Tomorrow we will celebrate my sister.   Cheryl was always very interested in Native Americans and has attended several events with her BFF who happens to be a member of a local tribe.  Well her BFF has arranged a ceremony for Cheryl that will culminate with the sprinkling of her ashes in a lake.  This is an exclusive ceremony by invitation only that was arranged (with much kindness and love) by Cheryl's BFF.

I am of two minds about this ceremony.  I am excited to go and celebrate my sister's life.  I am anxious to go as support to the rest of the family who will be there and those who cannot be there.  I am also a little afraid for myself.  Is this the end?  Does this mean my mourning is supposed to end tomorrow?  Closure?  I'm not sure and I'm really scared that I will feel it is supposed to end and then it will just be more pressure for me to feel like I'm carrying it on too long.

I am looking forward to tomorrow and to anytime that may make me feel closer to my sister again.  Everyone can't be there; but Jaime is taking pictures so we can share with all.  There are a lot of things I don't know about this grieving process but there is one thing I do know about tomorrow's ceremony.  Cheryl will LOVE it!  And that's enough for me.  I want to be there to share in this thing that will mean so much to my sister and to share in the good feelings...  We continue to struggle to learn how to live without this strong life-force in our family; but every day is one step forward.

xoxo


Friday, May 10, 2013

18 Weeks with a Smile

Well my friends, it's been 18 weeks since my sister passed away.  Although I thought I could never again be happy on a Friday, I have been blessed with the knowledge that this is not the case.

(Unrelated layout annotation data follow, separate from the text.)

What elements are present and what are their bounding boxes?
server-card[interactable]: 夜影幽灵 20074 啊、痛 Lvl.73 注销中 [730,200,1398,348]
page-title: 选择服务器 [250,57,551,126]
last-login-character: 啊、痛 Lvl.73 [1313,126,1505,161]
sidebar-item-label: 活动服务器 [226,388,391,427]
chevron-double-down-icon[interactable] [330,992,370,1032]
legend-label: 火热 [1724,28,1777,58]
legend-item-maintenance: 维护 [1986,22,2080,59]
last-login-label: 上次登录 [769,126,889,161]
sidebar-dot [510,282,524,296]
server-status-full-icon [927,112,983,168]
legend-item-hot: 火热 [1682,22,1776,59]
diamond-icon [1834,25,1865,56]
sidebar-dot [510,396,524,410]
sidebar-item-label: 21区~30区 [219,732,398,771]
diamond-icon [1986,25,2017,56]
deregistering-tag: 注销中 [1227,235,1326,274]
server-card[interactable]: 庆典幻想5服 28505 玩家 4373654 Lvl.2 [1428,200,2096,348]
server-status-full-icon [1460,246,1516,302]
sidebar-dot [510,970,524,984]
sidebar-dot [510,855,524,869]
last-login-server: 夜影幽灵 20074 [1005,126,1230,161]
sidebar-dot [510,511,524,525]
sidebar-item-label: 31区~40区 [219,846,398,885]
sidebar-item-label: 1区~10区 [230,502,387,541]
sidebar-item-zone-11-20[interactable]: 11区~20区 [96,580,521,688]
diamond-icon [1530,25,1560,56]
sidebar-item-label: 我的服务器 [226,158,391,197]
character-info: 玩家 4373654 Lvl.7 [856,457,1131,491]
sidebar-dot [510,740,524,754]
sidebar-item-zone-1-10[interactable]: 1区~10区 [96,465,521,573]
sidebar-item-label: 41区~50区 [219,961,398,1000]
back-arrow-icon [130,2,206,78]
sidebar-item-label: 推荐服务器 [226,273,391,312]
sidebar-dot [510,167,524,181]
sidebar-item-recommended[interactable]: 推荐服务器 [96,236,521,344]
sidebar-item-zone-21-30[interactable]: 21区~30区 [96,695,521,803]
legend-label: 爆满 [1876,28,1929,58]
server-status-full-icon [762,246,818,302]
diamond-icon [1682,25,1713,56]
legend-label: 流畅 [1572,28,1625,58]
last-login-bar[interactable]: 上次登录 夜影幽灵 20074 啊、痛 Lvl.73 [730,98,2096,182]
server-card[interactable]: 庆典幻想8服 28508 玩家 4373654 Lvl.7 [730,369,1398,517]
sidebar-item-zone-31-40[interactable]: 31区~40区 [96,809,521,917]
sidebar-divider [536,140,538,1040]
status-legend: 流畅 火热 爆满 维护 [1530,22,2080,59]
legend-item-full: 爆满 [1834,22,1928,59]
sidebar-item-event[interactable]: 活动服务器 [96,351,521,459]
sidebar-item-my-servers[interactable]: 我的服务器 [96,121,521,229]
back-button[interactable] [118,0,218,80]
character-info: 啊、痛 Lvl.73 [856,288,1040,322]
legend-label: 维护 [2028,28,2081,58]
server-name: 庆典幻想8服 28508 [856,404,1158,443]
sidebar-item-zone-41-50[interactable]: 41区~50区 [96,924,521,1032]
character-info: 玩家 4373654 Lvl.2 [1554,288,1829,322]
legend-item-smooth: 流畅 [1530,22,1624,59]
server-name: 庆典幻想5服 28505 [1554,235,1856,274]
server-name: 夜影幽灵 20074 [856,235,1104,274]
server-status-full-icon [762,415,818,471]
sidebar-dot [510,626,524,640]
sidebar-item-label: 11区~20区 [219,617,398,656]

I just found myself having a conversation with my co-workers about when we were kids and what life was like growing up for each of us.  We all have such diverse backgrounds it was interesting comparing the stories.  I obviously can't talk about my childhood without mentioning my sister since we were so close in age and loved/hated each other immensely, as most sisters do when growing up.

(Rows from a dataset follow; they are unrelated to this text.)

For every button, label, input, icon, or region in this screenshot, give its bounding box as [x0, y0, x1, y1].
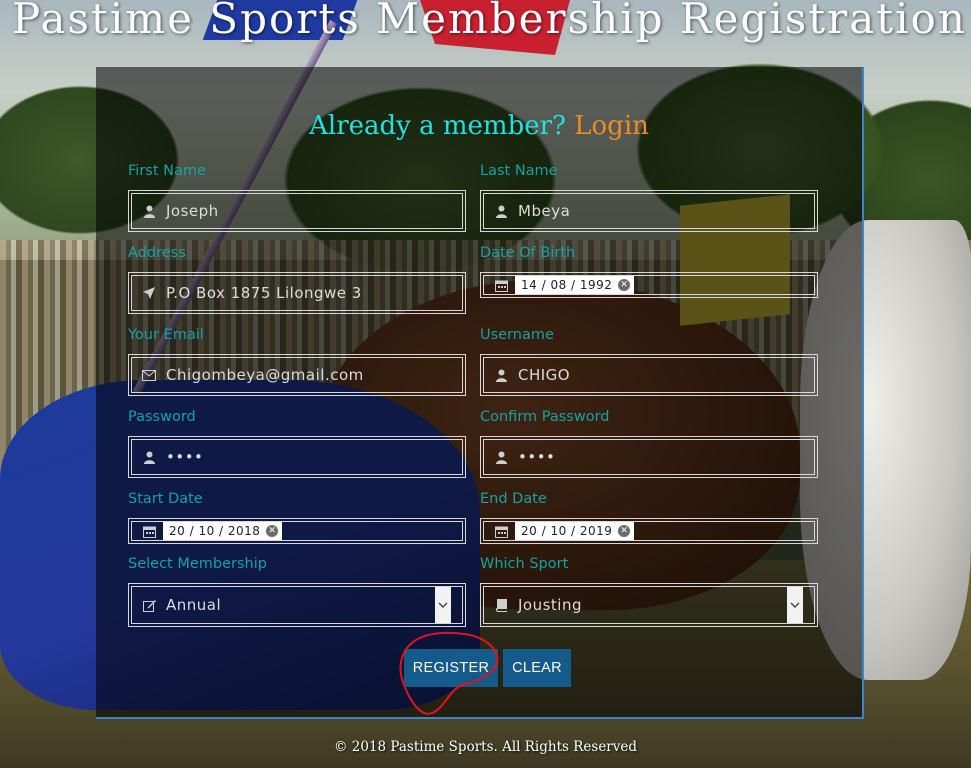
date-of-birth-value: 14 / 08 / 1992: [521, 278, 613, 292]
user-icon: [141, 203, 157, 219]
location-arrow-icon: [141, 285, 157, 301]
page-title: Pastime Sports Membership Registration: [12, 0, 967, 43]
password-label: Password: [128, 409, 196, 425]
clear-date-icon[interactable]: ✕: [618, 279, 631, 291]
end-date-field[interactable]: 20 / 10 / 2019 ✕: [480, 518, 818, 544]
password-value: ••••: [166, 448, 204, 466]
calendar-icon: [493, 277, 509, 293]
first-name-value: Joseph: [166, 202, 219, 220]
login-prompt: Already a member? Login: [96, 111, 862, 141]
start-date-field[interactable]: 20 / 10 / 2018 ✕: [128, 518, 466, 544]
chevron-down-icon[interactable]: [787, 587, 803, 623]
start-date-value: 20 / 10 / 2018: [169, 524, 261, 538]
confirm-password-value: ••••: [518, 448, 556, 466]
password-field[interactable]: ••••: [128, 436, 466, 478]
address-label: Address: [128, 245, 186, 261]
sport-select[interactable]: Jousting: [480, 583, 818, 627]
username-label: Username: [480, 327, 554, 343]
end-date-label: End Date: [480, 491, 547, 507]
book-icon: [493, 597, 509, 613]
login-link[interactable]: Login: [574, 111, 649, 141]
end-date-value: 20 / 10 / 2019: [521, 524, 613, 538]
date-of-birth-input[interactable]: 14 / 08 / 1992 ✕: [515, 276, 635, 294]
first-name-field[interactable]: Joseph: [128, 190, 466, 232]
sport-label: Which Sport: [480, 556, 569, 572]
date-of-birth-label: Date Of Birth: [480, 245, 576, 261]
email-value: Chigombeya@gmail.com: [166, 366, 364, 384]
membership-value: Annual: [166, 596, 222, 614]
email-label: Your Email: [128, 327, 204, 343]
first-name-label: First Name: [128, 163, 206, 179]
start-date-input[interactable]: 20 / 10 / 2018 ✕: [163, 522, 283, 540]
login-prompt-text: Already a member?: [309, 111, 566, 141]
clear-button[interactable]: CLEAR: [503, 649, 571, 687]
sport-value: Jousting: [518, 596, 582, 614]
email-field[interactable]: Chigombeya@gmail.com: [128, 354, 466, 396]
calendar-icon: [141, 523, 157, 539]
confirm-password-label: Confirm Password: [480, 409, 610, 425]
address-value: P.O Box 1875 Lilongwe 3: [166, 284, 362, 302]
last-name-field[interactable]: Mbeya: [480, 190, 818, 232]
address-field[interactable]: P.O Box 1875 Lilongwe 3: [128, 272, 466, 314]
last-name-label: Last Name: [480, 163, 558, 179]
clear-date-icon[interactable]: ✕: [266, 525, 279, 537]
date-of-birth-field[interactable]: 14 / 08 / 1992 ✕: [480, 272, 818, 298]
start-date-label: Start Date: [128, 491, 203, 507]
envelope-icon: [141, 367, 157, 383]
user-icon: [493, 449, 509, 465]
last-name-value: Mbeya: [518, 202, 571, 220]
user-icon: [493, 367, 509, 383]
edit-icon: [141, 597, 157, 613]
user-icon: [141, 449, 157, 465]
registration-panel: Already a member? Login First Name Josep…: [96, 67, 864, 719]
membership-select[interactable]: Annual: [128, 583, 466, 627]
clear-date-icon[interactable]: ✕: [618, 525, 631, 537]
calendar-icon: [493, 523, 509, 539]
membership-label: Select Membership: [128, 556, 267, 572]
confirm-password-field[interactable]: ••••: [480, 436, 818, 478]
user-icon: [493, 203, 509, 219]
register-button[interactable]: REGISTER: [404, 649, 498, 687]
username-field[interactable]: CHIGO: [480, 354, 818, 396]
chevron-down-icon[interactable]: [435, 587, 451, 623]
end-date-input[interactable]: 20 / 10 / 2019 ✕: [515, 522, 635, 540]
footer-copyright: © 2018 Pastime Sports. All Rights Reserv…: [333, 739, 638, 755]
username-value: CHIGO: [518, 366, 571, 384]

A story I told today had to do with us kids being home alone while our parents worked.  At the time, my sister was recovering from a broken neck (that's another story that I may tell in the future).  She was in a full body brace, which at the time was made from steel.  It's similar to this:


In Cheryl's case, though, the part going around her body was more of a cage-appearing brace.  It was horrible, she hated it and had to wear it for a year.  The ABSOLUTE WORST part was that we were in the process of getting an in-ground pool installed in our yard when she had the accident.  When she came home from the hospital (after 3 months I think) the pool was done -- AND SHE COULDN'T GO IN!

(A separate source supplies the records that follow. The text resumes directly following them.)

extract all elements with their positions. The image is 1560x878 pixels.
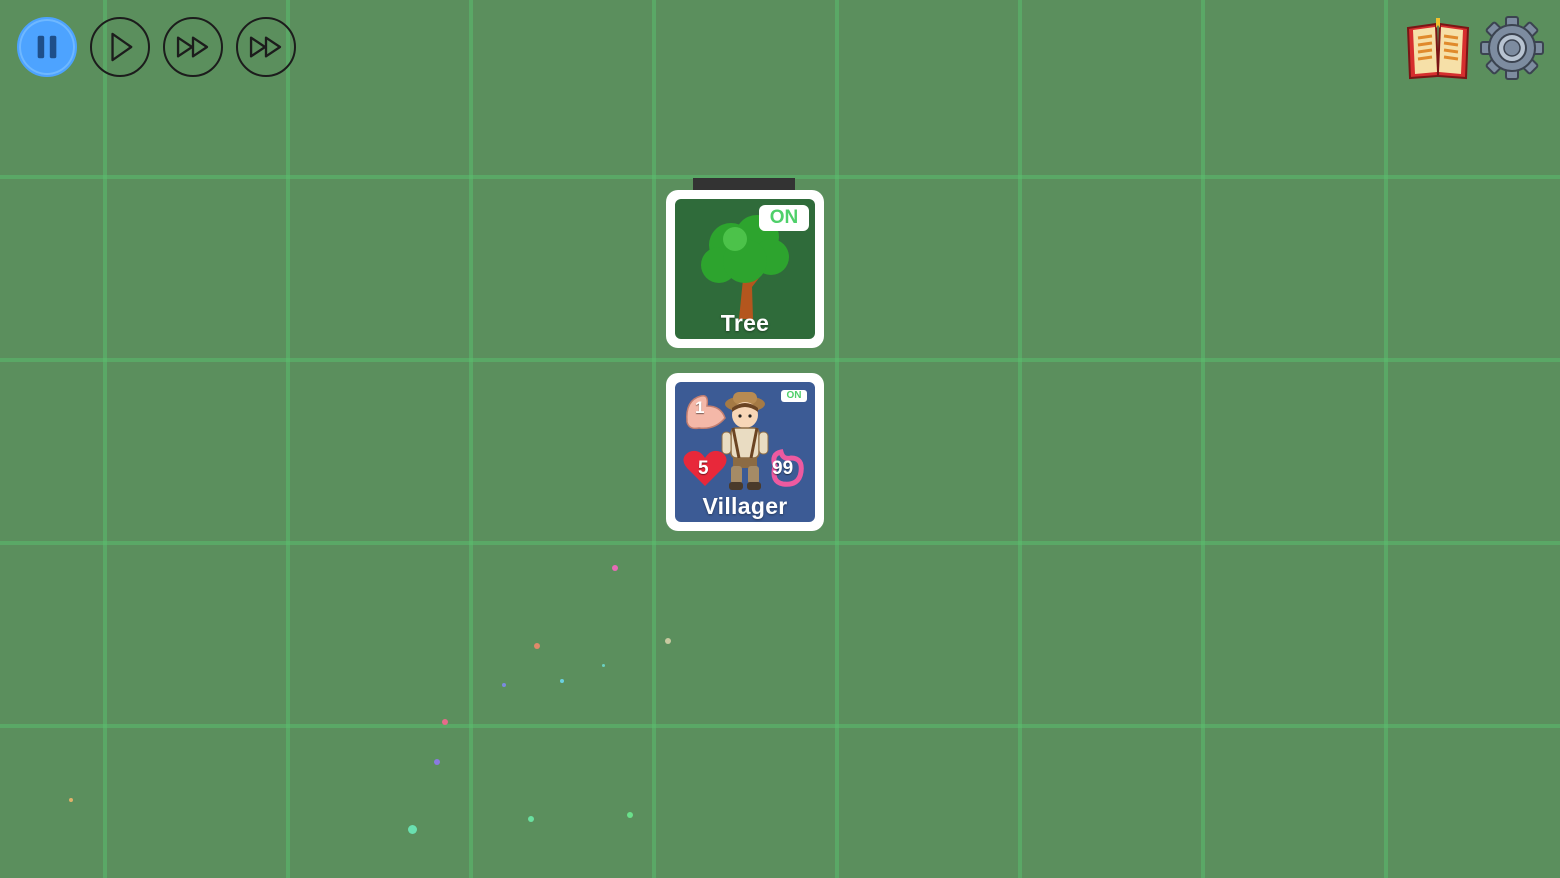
faster-forward-button[interactable] (236, 17, 296, 77)
sparkle (502, 683, 506, 687)
sparkle (612, 565, 618, 571)
fast-forward-button[interactable] (163, 17, 223, 77)
gear-icon (1480, 16, 1544, 80)
stack-drag-handle[interactable] (693, 178, 795, 190)
strength-value: 1 (695, 398, 705, 417)
food-value: 99 (772, 458, 794, 479)
health-value: 5 (698, 458, 709, 479)
fast-forward-icon (249, 36, 282, 58)
sparkle (408, 825, 417, 834)
sparkle (627, 812, 633, 818)
open-book-icon (1406, 18, 1470, 80)
sparkle (434, 759, 440, 765)
pause-icon (37, 35, 57, 59)
sparkle (534, 643, 540, 649)
pause-button[interactable] (17, 17, 77, 77)
card-title: Tree (720, 310, 770, 336)
tree-toggle[interactable]: ON (759, 205, 809, 231)
sparkle (69, 798, 73, 802)
villager-card-face: 1 5 99 ON Villager (675, 382, 815, 522)
settings-button[interactable] (1478, 14, 1546, 82)
fast-forward-icon (176, 36, 209, 58)
sparkle (560, 679, 564, 683)
play-icon (111, 32, 133, 62)
villager-card[interactable]: 1 5 99 ON Villager (666, 373, 824, 531)
recipe-book-button[interactable] (1404, 14, 1472, 82)
sparkle (528, 816, 534, 822)
sparkle (665, 638, 671, 644)
play-button[interactable] (90, 17, 150, 77)
card-title: Villager (702, 493, 788, 519)
sparkle (602, 664, 605, 667)
tree-card-face: ON Tree (675, 199, 815, 339)
tree-card[interactable]: ON Tree (666, 190, 824, 348)
sparkle (442, 719, 448, 725)
villager-toggle[interactable]: ON (781, 390, 807, 402)
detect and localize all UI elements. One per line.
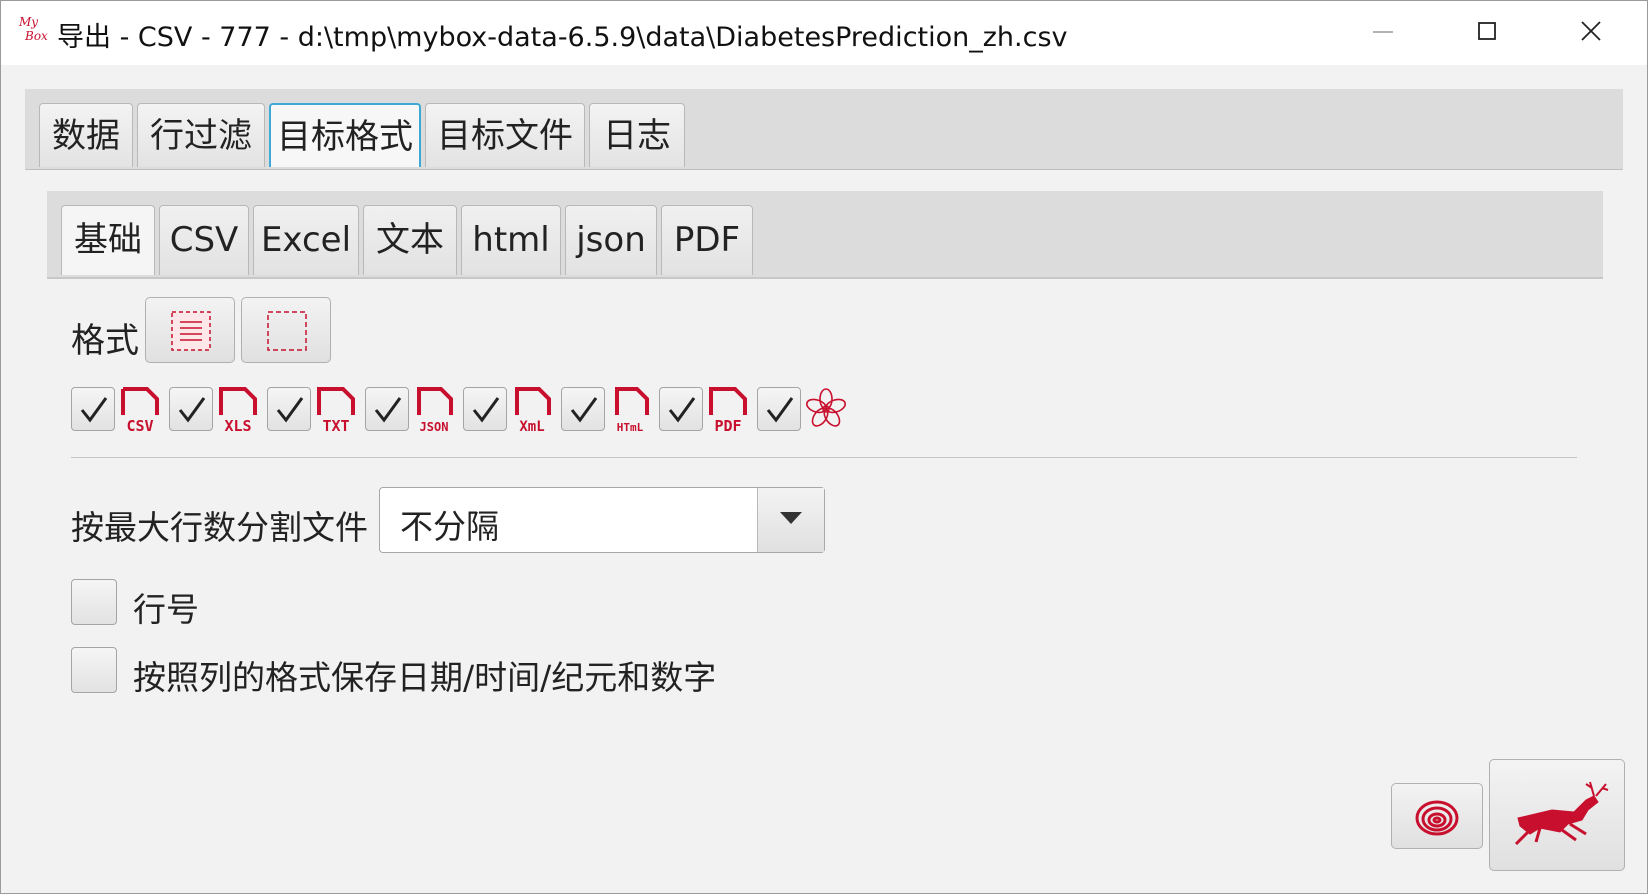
pdf-file-icon: PDF [709,387,747,433]
close-button[interactable] [1561,11,1621,51]
checkmark-icon [374,397,402,423]
format-item-custom [757,385,853,435]
tab-text[interactable]: 文本 [363,205,457,275]
checkmark-icon [178,397,206,423]
html-checkbox[interactable] [561,387,605,431]
tab-pdf[interactable]: PDF [661,205,753,275]
divider [71,457,1577,458]
svg-text:XmL: XmL [519,419,544,433]
tab-log[interactable]: 日志 [589,103,685,167]
tab-basic[interactable]: 基础 [61,205,155,275]
checkmark-icon [472,397,500,423]
format-item-xml: XmL [463,385,559,435]
split-file-label: 按最大行数分割文件 [71,508,368,547]
xml-file-icon: XmL [515,387,551,433]
checkmark-icon [766,397,794,423]
xls-checkbox[interactable] [169,387,213,431]
split-file-value: 不分隔 [400,507,499,546]
select-all-button[interactable] [145,297,235,363]
txt-checkbox[interactable] [267,387,311,431]
inner-tab-bar: 基础 CSV Excel 文本 html json PDF [47,191,1603,279]
checkmark-icon [570,397,598,423]
svg-text:HTmL: HTmL [617,421,644,433]
select-none-button[interactable] [241,297,331,363]
tab-row-filter[interactable]: 行过滤 [137,103,265,167]
xml-checkbox[interactable] [463,387,507,431]
spiral-icon [1415,800,1459,836]
start-button[interactable] [1489,759,1625,871]
chevron-down-icon [780,512,802,524]
close-icon [1581,21,1601,41]
format-item-txt: TXT [267,385,363,435]
minimize-icon [1373,31,1393,33]
format-checkbox-row: CSV XLS TXT JSON XmL HTmL PDF [71,385,891,435]
format-item-xls: XLS [169,385,265,435]
running-deer-icon [1514,781,1609,846]
checkmark-icon [668,397,696,423]
json-checkbox[interactable] [365,387,409,431]
window-title: 导出 - CSV - 777 - d:\tmp\mybox-data-6.5.9… [57,22,1068,53]
format-item-csv: CSV [71,385,167,435]
outer-tab-bar: 数据 行过滤 目标格式 目标文件 日志 [25,89,1623,170]
tab-data[interactable]: 数据 [39,103,133,167]
maximize-button[interactable] [1457,11,1517,51]
format-values-option: 按照列的格式保存日期/时间/纪元和数字 [71,647,791,697]
format-item-json: JSON [365,385,461,435]
flower-icon [805,388,847,427]
txt-file-icon: TXT [317,387,355,433]
maximize-icon [1478,22,1496,40]
tab-csv[interactable]: CSV [159,205,249,275]
csv-checkbox[interactable] [71,387,115,431]
csv-file-icon: CSV [121,387,159,433]
title-bar: My Box 导出 - CSV - 777 - d:\tmp\mybox-dat… [1,1,1647,65]
tab-target-file[interactable]: 目标文件 [425,103,585,167]
select-all-icon [171,311,211,351]
svg-text:JSON: JSON [420,420,449,433]
checkmark-icon [276,397,304,423]
row-number-checkbox[interactable] [71,579,117,625]
split-file-dropdown-button[interactable] [757,488,824,552]
checkmark-icon [80,397,108,423]
svg-text:XLS: XLS [224,417,251,433]
select-none-icon [267,311,307,351]
split-file-select[interactable]: 不分隔 [379,487,825,553]
tab-json[interactable]: json [565,205,657,275]
export-window: My Box 导出 - CSV - 777 - d:\tmp\mybox-dat… [0,0,1648,894]
pdf-checkbox[interactable] [659,387,703,431]
svg-text:CSV: CSV [126,417,153,433]
tab-target-format[interactable]: 目标格式 [269,103,421,167]
recent-button[interactable] [1391,783,1483,849]
json-file-icon: JSON [417,387,453,433]
row-number-label: 行号 [133,590,199,629]
tab-html[interactable]: html [461,205,561,275]
format-item-html: HTmL [561,385,657,435]
format-label: 格式 [71,321,139,361]
format-item-pdf: PDF [659,385,755,435]
custom-checkbox[interactable] [757,387,801,431]
svg-text:TXT: TXT [322,417,349,433]
format-values-label: 按照列的格式保存日期/时间/纪元和数字 [133,658,717,697]
row-number-option: 行号 [71,579,791,629]
format-values-checkbox[interactable] [71,647,117,693]
mybox-logo-icon: My Box [19,15,48,43]
svg-text:PDF: PDF [714,417,741,433]
html-file-icon: HTmL [615,387,649,433]
tab-excel[interactable]: Excel [253,205,359,275]
minimize-button[interactable] [1353,11,1413,51]
xls-file-icon: XLS [219,387,257,433]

Well, I do recall one day when my parents were at work and we were home alone when Cheryl decided to just completely disregard what everyone said, disregard the fact that she was wearing a STEEL CAGE and could sink at any moment - and she went in the pool.  She was careful, she held on to the side and sort of skirted her way around.  She then got out thinking how smart she was and no one would know.  We certainly wouldn't tell (unless we got into a fight, but we were good then).

They found out anyway.  We didn't think about what would happen to the brace......RUST!!  lol

I am so glad I'm able to smile at these great memories.  I love you my sister and will miss you until the day I die and we meet again.  Until then, I'll be telling your story and watching over everyone for you.  xoxo

p.s. I'm going to search for the picture of Cheryl in the brace and post it - she had the most beautiful long hair.